Während die Volkswirtschaften weltweit nach der Pandemie um eine Normalisierung ringen und die ausländischen Investitionen in Vietnam folglich zurückgingen, haben chinesische Firmen ihre Ausgaben für neue Baustellen in Vietnam in diesem Jahr auf 250 Millionen Dollar verdreifacht, wie offizielle Daten zeigen. Das ist der zweithöchste Wert nach den Investitionen aus Singapur und mehr als die traditionell größeren Investoren wie Südkorea und Japan.

Koen Soenens, Verkaufsdirektor der Industriezone DEEP C in Nordvietnam, sagte gegenüber Reuters, dass die Zahl der Verträge, die seine Firma 2022 mit chinesischen Unternehmen abgeschlossen hat, gegen Ende des Jahres steil anstieg und im letzten Quartal deutlich höher war als die Zahl der Verträge, die mit Firmen aus allen anderen Ländern abgeschlossen wurden.

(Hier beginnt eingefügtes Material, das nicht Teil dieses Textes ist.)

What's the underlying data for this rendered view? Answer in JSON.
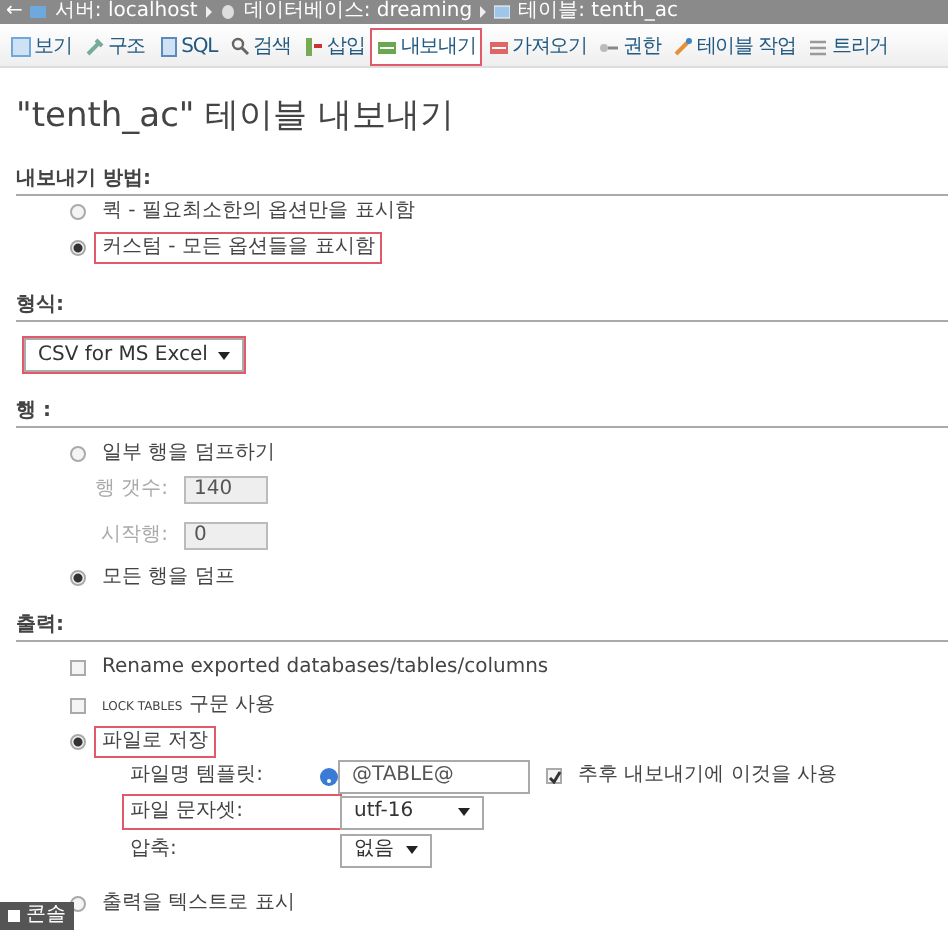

"Wir erwarten, dass sich dieser Trend in diesem Jahr fortsetzen wird, basierend auf den Anfragen, die wir aus China erhalten", sagte Soenens.

Als neue Partner nannte er den Automobilzulieferer Xiamen Sunrise Group Co Ltd, den Hersteller von Solarzellenkomponenten Hanghzou First Applied Material Co Ltd und den Hersteller von Ladegeräten für Elektrofahrzeuge Starchange. Keines der Unternehmen reagierte auf die Anfragen von Reuters nach einem Kommentar.

BLUTIGE GESCHICHTE

Dieser Schritt ist nicht ohne Risiko. Angesichts der jahrtausendealten blutigen Geschichte zwischen den Nachbarn haben die konkurrierenden Ansprüche im Südchinesischen Meer im Jahr 2014 eine tief verwurzelte antichinesische Stimmung ausgelöst, als vietnamesische Randalierer chinesische Fabriken ins Visier nahmen.

Investitionsanträge chinesischer Firmen werden in der Regel mit besonderer Sorgfalt geprüft, was zu Verzögerungen oder Ablehnungen führt, die Investitionen über Briefkastenfirmen mit Sitz in Hongkong oder Singapur begünstigen, so Branchenexperten und Diplomaten.

Chinesische Firmen brauchen auch länger, um Visa für ihre Mitarbeiter und Arbeitserlaubnisse zu erhalten, sagte Filippo Bortoletti, Leiter der vietnamesischen Abteilung der Investitionsberatung Dezan Shira.

Weder das Ministerium für auswärtige Angelegenheiten noch das Ministerium für Planung und Investitionen haben auf Anfragen nach einem Kommentar reagiert.

Solche Risiken sind jedoch nicht genug, um kleine Firmen abzuschrecken.

"Chinesische Unternehmen ziehen vor allem hierher, um ihre Kunden zu bedienen, die schon früher umgezogen sind", sagte Chan von BW Industrial Development.